Schiller zeigte kein großes Interesse für das Judentum und jüdische Menschen. Allerdings stand er in der Tradition der Aufklärung und setzte sich mit dieser auch (selbst-)kritisch auseinander. Nebenbei bemerkt: Die Aufklärer engagierten sich für die Emanzipation aller Menschen, also auch für die der Juden ein. Sie würdigten die Bedeutung des jüdischen Monotheismus, sahen aber die positiven Inhalte der jüdischen Religion kritisch, so etwa die Halacha, die religiös geprägte Alltagspraxis. Schiller wiederum beurteilte in der Tradition der Aufklärung die Menschen nicht nach ihrer Religion, sondern propagierte die Vervollkommnung aller Menschen ("Alle Menschen werden Brüder"), also musste er auch die Juden miteinschließen.

In seinen Dichtungen hat Schiller Juden jedoch keinen bedeutenden Platz eingeräumt. Er hat weder Spottverse über sie geschrieben, noch hat er sie in Dramen und Romanen ausführlich behandelt.
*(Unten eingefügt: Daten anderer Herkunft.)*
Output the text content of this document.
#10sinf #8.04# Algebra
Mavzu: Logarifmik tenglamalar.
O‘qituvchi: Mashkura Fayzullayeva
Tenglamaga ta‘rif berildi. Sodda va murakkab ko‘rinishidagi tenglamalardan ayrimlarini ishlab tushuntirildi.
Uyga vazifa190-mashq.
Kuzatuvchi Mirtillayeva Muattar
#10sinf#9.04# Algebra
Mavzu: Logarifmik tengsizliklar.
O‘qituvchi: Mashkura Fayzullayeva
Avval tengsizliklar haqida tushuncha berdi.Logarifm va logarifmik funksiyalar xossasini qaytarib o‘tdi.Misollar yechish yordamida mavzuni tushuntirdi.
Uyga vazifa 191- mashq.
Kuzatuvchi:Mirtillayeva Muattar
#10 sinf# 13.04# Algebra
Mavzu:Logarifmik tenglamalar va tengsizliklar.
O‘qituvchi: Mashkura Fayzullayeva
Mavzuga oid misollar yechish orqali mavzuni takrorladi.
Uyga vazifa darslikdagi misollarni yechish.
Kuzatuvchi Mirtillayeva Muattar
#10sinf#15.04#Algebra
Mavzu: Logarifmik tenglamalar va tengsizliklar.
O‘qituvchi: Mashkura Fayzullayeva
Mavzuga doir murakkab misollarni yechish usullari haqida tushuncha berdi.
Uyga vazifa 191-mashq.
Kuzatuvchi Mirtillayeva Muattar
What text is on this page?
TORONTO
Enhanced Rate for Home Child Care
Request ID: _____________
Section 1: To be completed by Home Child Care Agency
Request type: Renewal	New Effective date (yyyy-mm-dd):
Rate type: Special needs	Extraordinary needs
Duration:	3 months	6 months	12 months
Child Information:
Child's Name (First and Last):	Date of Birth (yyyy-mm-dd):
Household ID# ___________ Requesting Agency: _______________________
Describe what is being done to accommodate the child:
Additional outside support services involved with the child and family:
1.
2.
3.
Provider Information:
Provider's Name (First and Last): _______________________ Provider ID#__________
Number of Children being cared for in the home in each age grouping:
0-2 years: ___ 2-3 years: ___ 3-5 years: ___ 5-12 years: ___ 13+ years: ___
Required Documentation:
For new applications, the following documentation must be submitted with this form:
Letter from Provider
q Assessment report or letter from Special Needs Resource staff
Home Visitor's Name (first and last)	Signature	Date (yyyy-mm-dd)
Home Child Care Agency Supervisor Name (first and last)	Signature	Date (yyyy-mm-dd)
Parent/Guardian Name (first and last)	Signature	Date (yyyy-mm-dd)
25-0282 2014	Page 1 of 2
Hin und wieder wird allerdings behauptet, dass in seinem Erstling "Die Räuber" auch Juden mit im Spiele wären, etwa Spiegelberg, der Kumpan von Karl Moor, genannt "der Beschnittene". Vielleicht hat ein Jude aus der Bande des bayerischen Hiasl Schiller als Vorbild für den Räuber Spiegelberg in den "Räubern" (1781) gedient, überlegt der Historiker und Fotojournalist Nachum Tim Gidal.

Diese Vermutung vermag Ludwig Geiger nicht zu teilen und meint, Spiegels Äußerung zu Moor in einer Variante der zweiten Auflage (1.Akt 2.Szene): "Warum sollte der Teufel so jüdisch zu Werke gehen?" wäre gewiß doch eher im Munde eines judenfeindlichen Christen als in dem eines Juden begreiflich, auch die Bemerkung: "Wie wärs, wenn wir Juden würden und das Königreich wieder auf das Tapet brächten", sei für Juden unwahrscheinlich. Die in diesem Zusammenhang herangezogene Anspielung auf die "hebräische Grammatik" (im unterdrückten Bogen B. zit.in Berliner Ausgabe Bd. 1 S.850) kann nicht zur Klärung der Frage beitragen, da die Kenntnis des Hebräischen nicht zum allgemeinen Bildungsgut der deutschen Juden im 18.Jahrhundert gehörte.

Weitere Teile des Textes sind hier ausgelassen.